The completion of the merger is subject to, inter alia, approval by 66.67% shareholders of Aker BP and shareholders of Lundin Energy at their respective general meetings, which are currently expected to be summoned no later than February 28, 2022, as well as approval from relevant authorities. Merger is subject to all necessary regulatory, governmental or similar clearances, approvals and decisions (including from competition authorities, securities laws authorities and from the Norwegian Ministry of Petroleum and Energy and the Norwegian Ministry of Finance). The boards of Aker BP and Lundin Energy believe that the Merger is to the benefit of each respective company and its shareholders. Both boards consider the exchange ratio to be reasonable and unanimously recommend their respective shareholders to approve the Merger. Aker Capital AS and BP Exploration Operating Company Ltd, together representing 65% of the capital and votes in Aker BP, and Nemesia s.a.r.l., representing 33.4% of the capital and votes in Lundin Energy, support the Merger and have undertaken to vote to approve the Merger at the respective companies' general meetings. Completion of the Merger will not be subject to any financing condition. The general meeting approved the merger plan for the merger of Aker BP ASA and Lundin Energy and the corresponding share capital increase in connection with the merger. As of May 2, 2022, Aker BP announced that it has now received all necessary approvals from the Norwegian Ministry of Petroleum and Energy, the Norwegian Ministry of Finance, and the Norwegian Competition Authority, for the completion of the contemplated merger between Aker BP and Lundin Energy's E&P business. As of March 7, 2022, the deal is expected to close in June 2022. As of May 3, 2022, the transaction is expected to complete by mid-year 2022. As of June 8, 2022, Swedish Companies Registration Office has in accordance with chapter 23, section 46 of the Swedish Companies Act issued its certificate confirming that the part of the Merger that is governed by Swedish law has taken place in the prescribed manner. The Merger is expected to be completed on 30 June 2022 by final registration in the Norwegian Register of Business Enterprises.

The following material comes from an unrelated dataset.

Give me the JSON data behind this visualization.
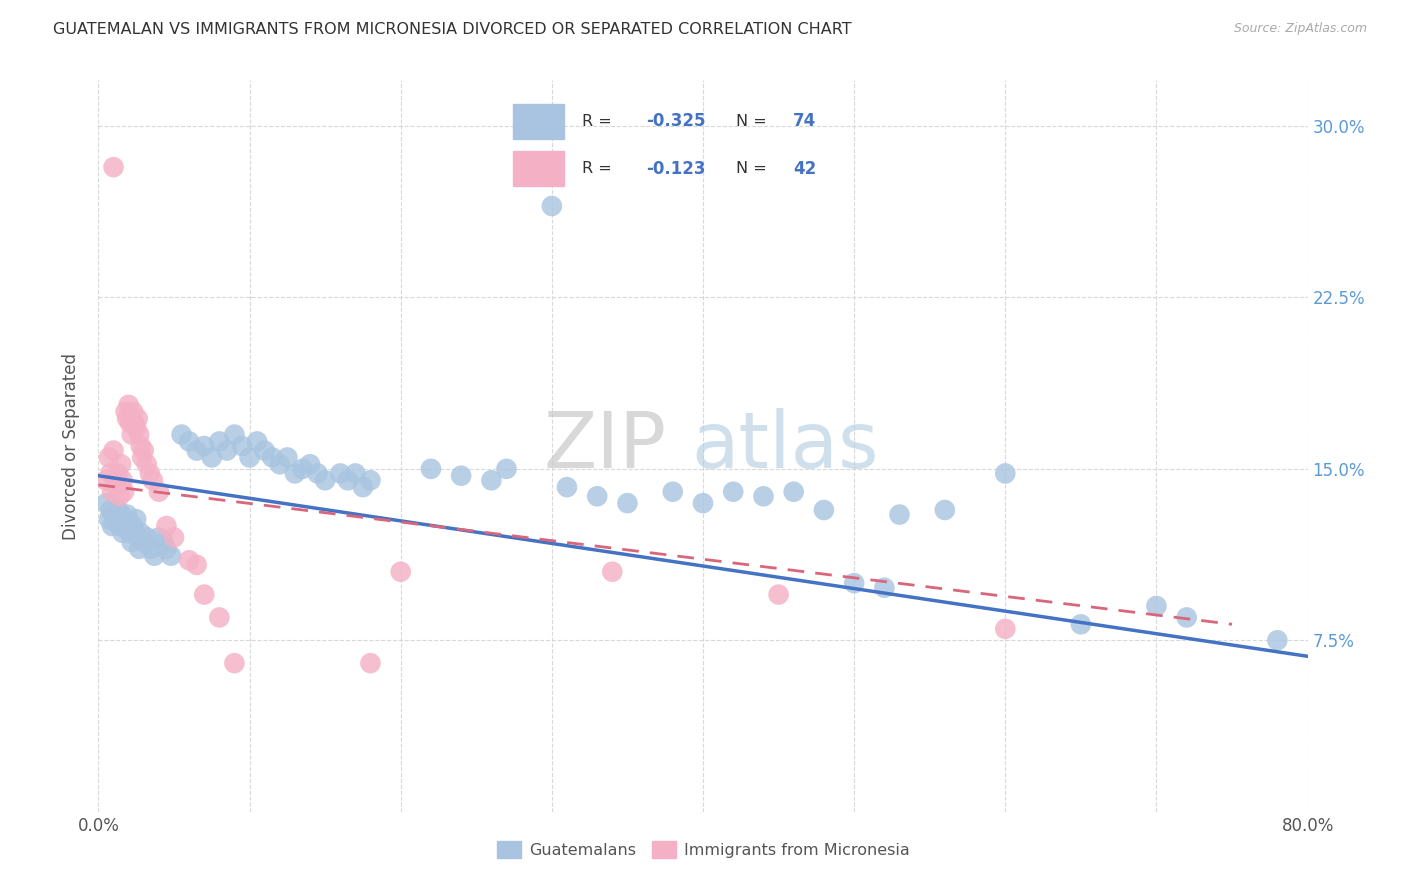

Merger is expected to be fully implemented in the end of the second quarter of 2022 or in the beginning of the third quarter of 2022. The proposed combination has strategic, and value accretive benefits and the Combined Company will be characterized by increased scale, world-class quality, and high returns, which includes, credit accretive through enhanced balance sheet resilience and increased scale. Skandinaviska Enskilda Banken AB (publ) (OM:SEB A) acted as financial advisor and Advokatfirmaet BAHR AS and Hannes Snellman Attorneys Ltd acted as legal advisors to Aker BP ASA. Barclays PLC (LSE:BARC) acted as legal advisor and Carl Westerberg and Pär Johansson of Gernandt & Danielsson Advokatbyrå KB and Advokatfirmaet Schjødt As acted as legal advisors to Lundin Energy AB. Morgan Stanley acted as financial advisor to BP Exploration Operating Company.